Atente-se nos argumentos desenvolvidos neste excerto do «Teeteto» (as palavras em itálico correspondem a outra tradução que não a da Inquérito):
«SÓCRATES- Então, quando há juízes que se acham justamente persuadidos de factos que só uma testemunha ocular, e mais ninguém, pode saber, não é verdade que, ao julgarem esses factos por ouvir dizer, depois de terem formado deles uma opinião (crença) verdadeira, pronunciam um juízo desprovido de ciência (conhecimento), embora tendo uma convicção justa, se deram uma sentença correcta? »
«TEETETO- Com certeza. »
« SÓCRATES- Mas, meu amigo, se a opinião (crença) verdadeira dos juízes e a ciência fossem a mesma coisa, nunca o melhor dos juízes teria uma opinião correcta sem ciência (conhecimento). A verdade, porém, é que se trata de duas coisas diferentes.»
«TEETETO- Eu mesmo já ouvi alguém fazer essa distinção, Sócrates; tinha-me esquecido dela, mas voltei a lembrar-me. Dizia essa pessoa que a opinião (crença)verdadeira acompanhada de razão (Logos) é ciência e que, desprovida de razão, a opinião (crença)está fora da ciência (conhecimento)e que as coisas que não é possível explicar são incognoscíveis ( é a expressão que empregava)e as que é possível explicar são cognoscíveis». (Platão, Teeteto, Editorial Inquérito, Lisboa, 1990, pags. 158-159).
O exemplo que constitui o argumento de Platão para distinguir entre crença/opinião verdadeira e conhecimento/ciência é falacioso: os juízes raciocinaram bem e sentenciaram bem, com base em um testemunho do crime, que ignoram ser falso, e isso seria a «opinião verdadeira» mas não o «conhecimento» porque lhes teria faltado.. o Logos(Razão).

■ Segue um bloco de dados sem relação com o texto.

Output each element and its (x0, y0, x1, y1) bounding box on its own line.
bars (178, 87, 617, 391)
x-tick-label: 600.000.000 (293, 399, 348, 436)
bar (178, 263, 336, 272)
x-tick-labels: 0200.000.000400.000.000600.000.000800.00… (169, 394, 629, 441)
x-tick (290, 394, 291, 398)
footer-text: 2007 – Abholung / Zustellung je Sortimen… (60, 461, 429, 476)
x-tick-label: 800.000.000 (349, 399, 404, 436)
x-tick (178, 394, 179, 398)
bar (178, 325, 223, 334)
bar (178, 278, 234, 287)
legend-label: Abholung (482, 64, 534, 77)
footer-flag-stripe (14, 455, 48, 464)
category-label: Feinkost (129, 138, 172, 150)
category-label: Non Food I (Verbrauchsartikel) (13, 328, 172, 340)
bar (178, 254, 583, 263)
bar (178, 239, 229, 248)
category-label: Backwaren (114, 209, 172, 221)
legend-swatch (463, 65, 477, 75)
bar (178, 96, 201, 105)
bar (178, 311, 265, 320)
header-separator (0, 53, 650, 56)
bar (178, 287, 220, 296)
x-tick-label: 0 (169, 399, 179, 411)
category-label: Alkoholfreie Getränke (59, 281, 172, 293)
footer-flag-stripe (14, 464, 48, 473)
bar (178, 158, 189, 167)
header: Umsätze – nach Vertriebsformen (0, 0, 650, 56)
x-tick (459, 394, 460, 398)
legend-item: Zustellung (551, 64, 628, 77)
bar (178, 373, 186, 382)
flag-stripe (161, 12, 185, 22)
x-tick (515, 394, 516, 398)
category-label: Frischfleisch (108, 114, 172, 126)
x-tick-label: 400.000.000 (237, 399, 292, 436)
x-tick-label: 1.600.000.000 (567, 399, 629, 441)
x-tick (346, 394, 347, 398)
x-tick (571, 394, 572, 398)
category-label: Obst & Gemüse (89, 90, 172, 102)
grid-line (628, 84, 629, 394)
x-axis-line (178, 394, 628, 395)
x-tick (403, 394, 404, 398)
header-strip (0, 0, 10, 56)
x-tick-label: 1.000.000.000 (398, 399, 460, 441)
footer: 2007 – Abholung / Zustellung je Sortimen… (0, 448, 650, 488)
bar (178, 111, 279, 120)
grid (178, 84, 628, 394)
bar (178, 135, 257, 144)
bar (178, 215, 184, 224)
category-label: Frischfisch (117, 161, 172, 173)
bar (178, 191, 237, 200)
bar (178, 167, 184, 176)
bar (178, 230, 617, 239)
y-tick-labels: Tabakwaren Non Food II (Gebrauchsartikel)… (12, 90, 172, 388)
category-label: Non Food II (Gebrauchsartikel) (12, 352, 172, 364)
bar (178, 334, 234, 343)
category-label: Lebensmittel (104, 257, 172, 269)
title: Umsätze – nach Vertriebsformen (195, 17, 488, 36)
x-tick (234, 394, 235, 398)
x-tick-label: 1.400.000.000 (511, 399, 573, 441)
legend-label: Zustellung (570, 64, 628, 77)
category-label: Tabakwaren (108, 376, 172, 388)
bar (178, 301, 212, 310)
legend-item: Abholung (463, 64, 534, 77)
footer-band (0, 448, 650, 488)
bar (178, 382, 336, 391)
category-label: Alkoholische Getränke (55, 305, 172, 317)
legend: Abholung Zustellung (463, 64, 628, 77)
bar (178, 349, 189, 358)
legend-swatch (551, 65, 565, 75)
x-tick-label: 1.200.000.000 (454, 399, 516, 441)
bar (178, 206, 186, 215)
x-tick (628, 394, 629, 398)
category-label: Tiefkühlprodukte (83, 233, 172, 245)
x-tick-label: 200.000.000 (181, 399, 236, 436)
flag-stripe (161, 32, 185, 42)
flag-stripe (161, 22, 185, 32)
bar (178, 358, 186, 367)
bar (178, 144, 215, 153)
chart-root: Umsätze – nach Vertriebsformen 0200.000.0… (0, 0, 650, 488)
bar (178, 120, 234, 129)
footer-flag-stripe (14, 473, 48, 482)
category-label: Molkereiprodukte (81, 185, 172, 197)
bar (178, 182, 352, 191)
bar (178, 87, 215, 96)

De facto, se reflectirmos, o Logos não faltou aos juízes, ao contrário do que Platão, pela voz de Teeteto, sustenta: faltou-lhes sim, a Empeiria (a Experiência Sensorial Directa) do crime. Os juízes tiveram conhecimento da versão da testemunha; não tiveram conhecimento das circunstâncias reais em que se deu o crime. Contudo, pensaram bem, de um ponto de vista lógico ideal. Obtiveram o conhecimento de um cenário, teoricamente possivel, mas que não teve lugar, e da correspondente sentença.
Dizer que o conhecimento é a adição do Logos à crença verdadeira é, ao menos neste exemplo, um erro do pensamento mecanicista, hiper-analítico. O Logos está presente, com gradações diversas, em todas as formas de pensamento. Decerto a distinção «crença verdadeira» (alethès doxa) e «ciência» (epistéme) tem fundamento se consideramos a primeira como o realismo natural (exemplo: o tampo desta mesa é liso) e a segunda como o realismo crítico (exemplo: o tampo desta mesa parece liso mas não o é, está cheio de espaços vazios entre os átomos, imperceptíveis à vista e ao tacto).
Se Platão errou ao exemplificar acima a distinção entre conhecimento de opinião verdadeira, como não haveríamos de esperar estas enormes confusões dos Manuais de Filosofia em voga que dizem enormidades analíticas como os postulados «acreditar e saber são coisas distintas» e «saber e conhecer não é o mesmo»?